Mergulho nos aspectos cáusticos da humanidade

A partir do upgrade do sul-coreano Hong Sang-soo (The Woman That Ran) e da americana Eliza Hittman (Never, Rarely, Sometimes, Always), a seleção do novo diretor artístico do Festival de Berlim, o italiano Carlo Chatrian, melhorou bastante.

Da Rússia veio DAU. Natasha, da dupla Ilya Khrzhanovsky e Jekaterina Oertel, que não é só um filme. DAU é uma sigla. Envolve um projeto maior. Ilya e Jekaterina reconstruíram uma vila ucraniana na França e contrataram russos exilados para um experimento.

Na ficção, a protagonista, Natasha, trabalha na cantina de um instituto russo de pesquisa. O local é fechado, mas Natasha adora beber, relacionar-se. Fala de amor, sexo e outros assuntos sem meias medidas. A segurança intervém. Os diretores fizeram um filme radical. Duas horas e meia, cenas longas, não planos-sequência. Há muita violência.

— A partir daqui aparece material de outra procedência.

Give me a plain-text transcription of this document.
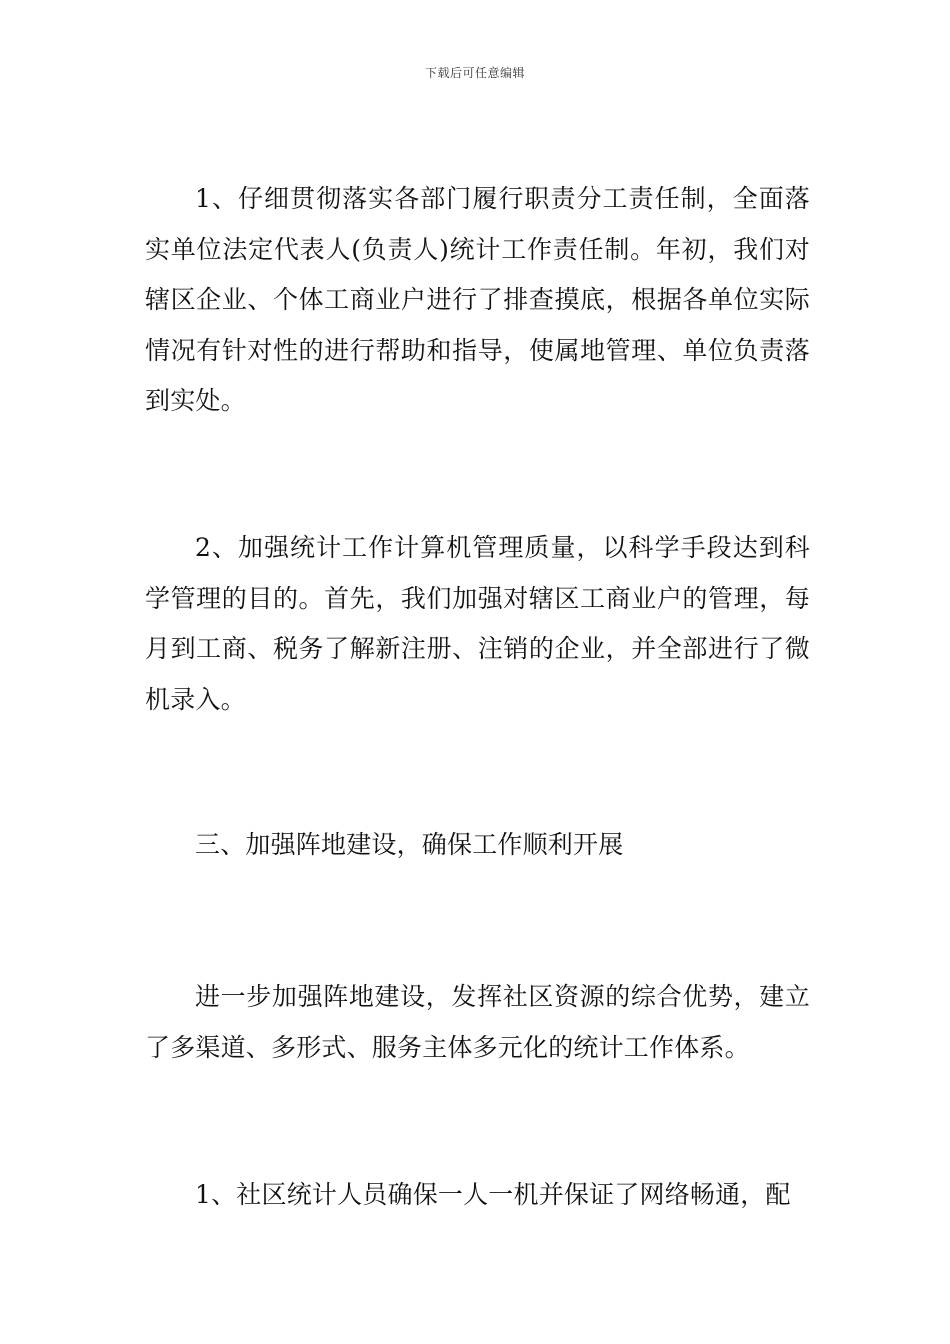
下载后可任意编辑

1、仔细贯彻落实各部门履行职责分工责任制，全面落实单位法定代表人(负责人)统计工作责任制。年初，我们对辖区企业、个体工商业户进行了排查摸底，根据各单位实际情况有针对性的进行帮助和指导，使属地管理、单位负责落到实处。

2、加强统计工作计算机管理质量，以科学手段达到科学管理的目的。首先，我们加强对辖区工商业户的管理，每月到工商、税务了解新注册、注销的企业，并全部进行了微机录入。

三、加强阵地建设，确保工作顺利开展

进一步加强阵地建设，发挥社区资源的综合优势，建立了多渠道、多形式、服务主体多元化的统计工作体系。

1、社区统计人员确保一人一机并保证了网络畅通，配
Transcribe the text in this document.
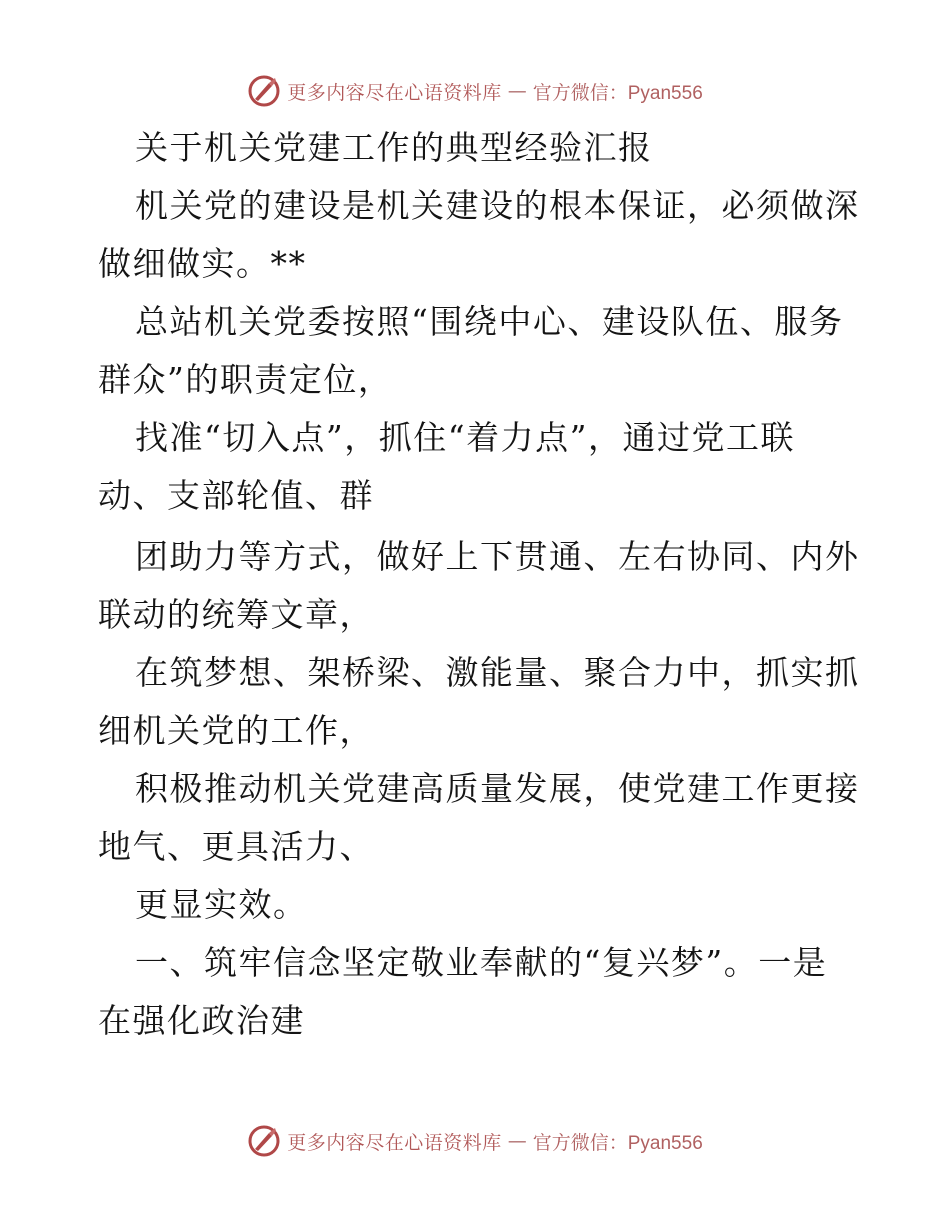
更多内容尽在心语资料库 — 官方微信：Pyan556
关于机关党建工作的典型经验汇报
机关党的建设是机关建设的根本保证，必须做深
做细做实。**
总站机关党委按照“围绕中心、建设队伍、服务
群众”的职责定位，
找准“切入点”，抓住“着力点”，通过党工联
动、支部轮值、群
团助力等方式，做好上下贯通、左右协同、内外
联动的统筹文章，
在筑梦想、架桥梁、激能量、聚合力中，抓实抓
细机关党的工作，
积极推动机关党建高质量发展，使党建工作更接
地气、更具活力、
更显实效。
一、筑牢信念坚定敬业奉献的“复兴梦”。一是
在强化政治建
更多内容尽在心语资料库 — 官方微信：Pyan556
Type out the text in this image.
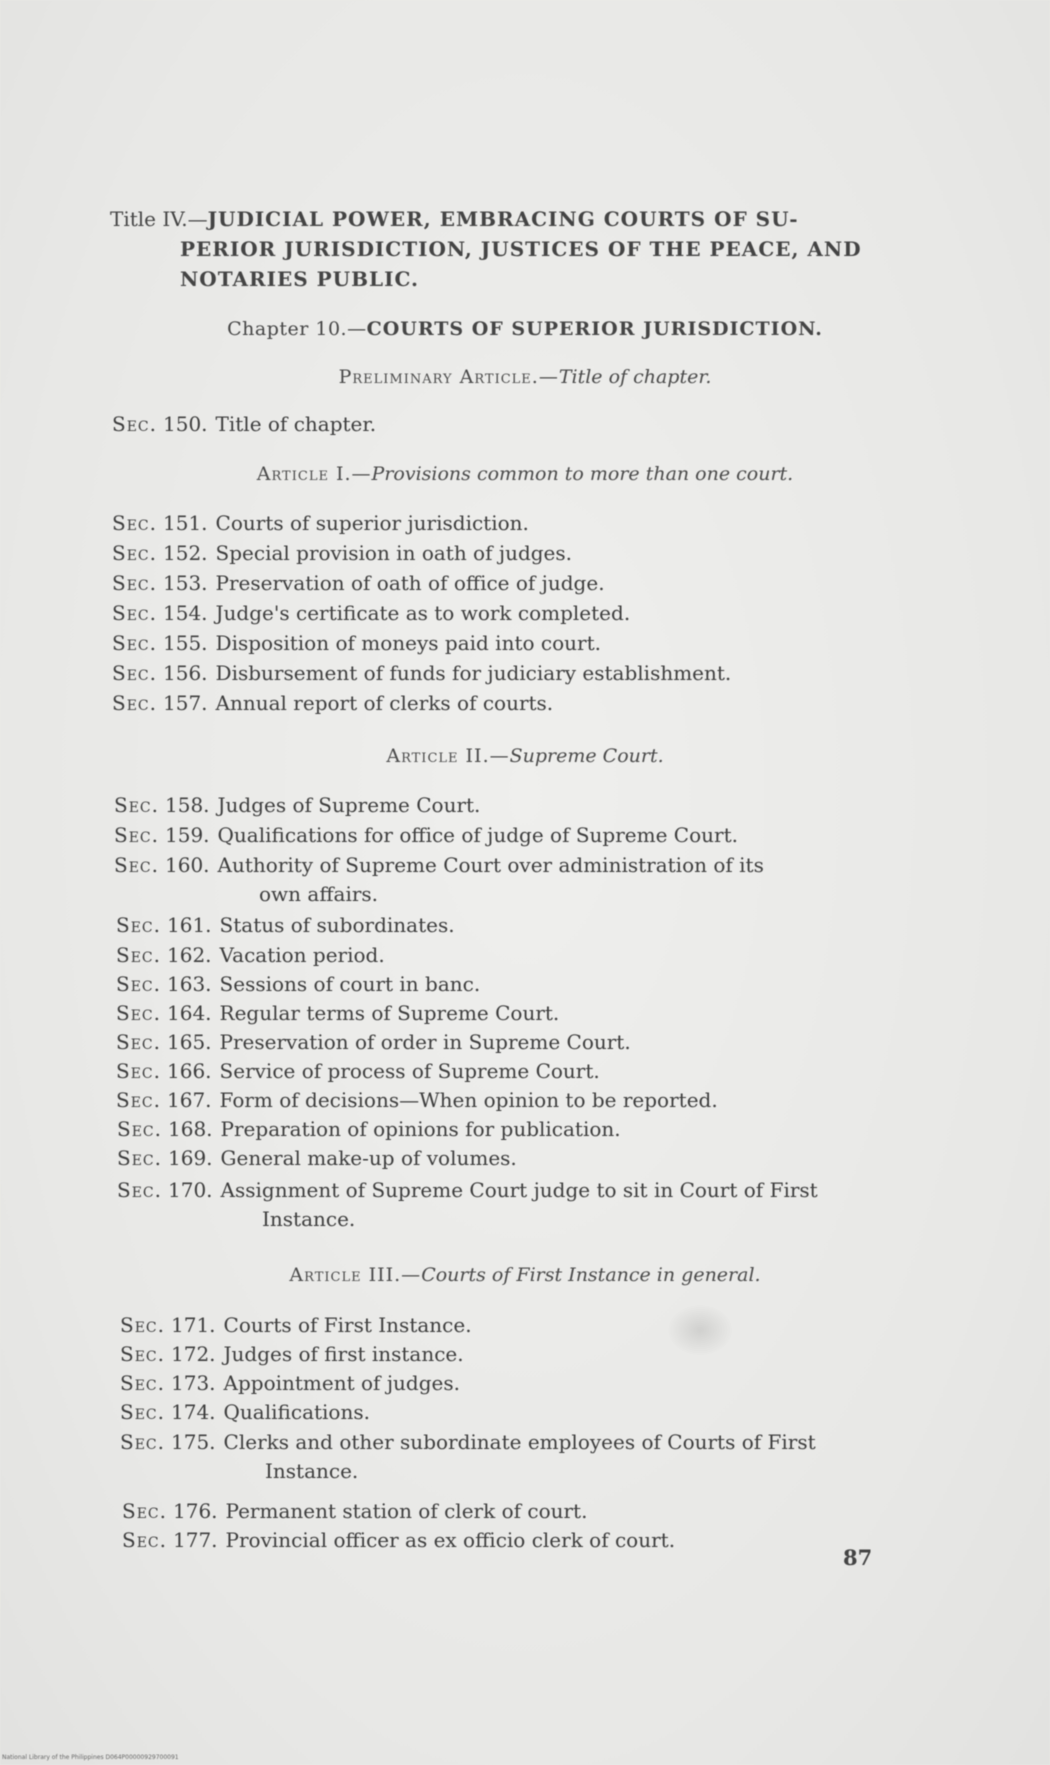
Title IV.—JUDICIAL POWER, EMBRACING COURTS OF SU-
PERIOR JURISDICTION, JUSTICES OF THE PEACE, AND
NOTARIES PUBLIC.
Chapter 10.—COURTS OF SUPERIOR JURISDICTION.
Preliminary Article.—Title of chapter.
Sec. 150. Title of chapter.
Article I.—Provisions common to more than one court.
Sec. 151. Courts of superior jurisdiction.
Sec. 152. Special provision in oath of judges.
Sec. 153. Preservation of oath of office of judge.
Sec. 154. Judge's certificate as to work completed.
Sec. 155. Disposition of moneys paid into court.
Sec. 156. Disbursement of funds for judiciary establishment.
Sec. 157. Annual report of clerks of courts.
Article II.—Supreme Court.
Sec. 158. Judges of Supreme Court.
Sec. 159. Qualifications for office of judge of Supreme Court.
Sec. 160. Authority of Supreme Court over administration of its
own affairs.
Sec. 161. Status of subordinates.
Sec. 162. Vacation period.
Sec. 163. Sessions of court in banc.
Sec. 164. Regular terms of Supreme Court.
Sec. 165. Preservation of order in Supreme Court.
Sec. 166. Service of process of Supreme Court.
Sec. 167. Form of decisions—When opinion to be reported.
Sec. 168. Preparation of opinions for publication.
Sec. 169. General make-up of volumes.
Sec. 170. Assignment of Supreme Court judge to sit in Court of First
Instance.
Article III.—Courts of First Instance in general.
Sec. 171. Courts of First Instance.
Sec. 172. Judges of first instance.
Sec. 173. Appointment of judges.
Sec. 174. Qualifications.
Sec. 175. Clerks and other subordinate employees of Courts of First
Instance.
Sec. 176. Permanent station of clerk of court.
Sec. 177. Provincial officer as ex officio clerk of court.
87
National Library of the Philippines D064P00000929700091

A sensação é de medo, insegurança. O horror velado da Rússia de Vladimir Putin, que mereceu um comentário ácido da ex-secretária de Estado Hillary Clinton aqui na Berlinale.

<b>DAU</b>

Natasha não deixa ninguém indiferente. Faz o gênero "ame-o ou odeie-o". É mais ou menos o que também se pode dizer da nova versão de Berlin Alexanderplatz, pelo cineasta alemão-afegão, de origem étnica hazara, Burhan Qurbani. No começo dos anos 1980, o diretor e ator alemão Rainer Werner Fassbinder, na época com 34 anos e mais de 30 filmes no currículo – Qurbani tem 39 -, tirou do livro cultuado de Alfred Döblin uma monumental série de mais de 15 horas.

Há 40 anos a TV já estava fazendo cinema adulto, não se trata de uma invenção norte-americana, nem da Netflix. Berlin Alexanderplatz é um homem comum que se esforça para ser uma alma honesta na cínica e corrupta Alemanha de Weimar. Qurbani transpôs sua história para a atualidade. Francis, um imigrante africano, sobrevive no mar – a um alto preço. Ao chegar à praia, promete ao bom Deus ser um homem decente, mas liga-se a Reinhard, que será seu lado sombrio. Francis vira Franz, faz carreira na criminalidade e no tráfico, mas sempre sonhando com a salvação da alma.

Qurbani fez um filme de pouco mais de três horas – 183 min. -, dividido em cinco partes, mais um epílogo. Só para efeito de comparação, em Fassbinder eram 14 capítulos. Como no russo DAU. Natasha, não é um filme fácil. Suscita reações extremas – muito bom, péssimo. Na coletiva, foi o filme mais aplaudido até agora.

Num cinema cada vez mais conceitual, o comprometimento de Qurbani é com os personagens. Welket Bunguê faz o imigrante de Guiné-Bissau. Ele próprio também fala o português de Portugal, mas é poliglota, respondendo às perguntas em várias línguas. A danação humana, a droga, a violência.

Fassbinder abordava a nascença do nazismo. Qurbani reflete o mundo atual. Refugiados, imigrantes, exclusão social, drogas. O realismo é visceral, mas boa parte das críticas foi quanto ao tratamento do imigrante negro. Para completar o que para alguns é estereótipo, Francis/Franz, no filme, é uma potência sexual. Esse mergulho nos aspectos mais contraditórios da natureza humana possui uma força, e veracidade, que não podem ser ignoradas.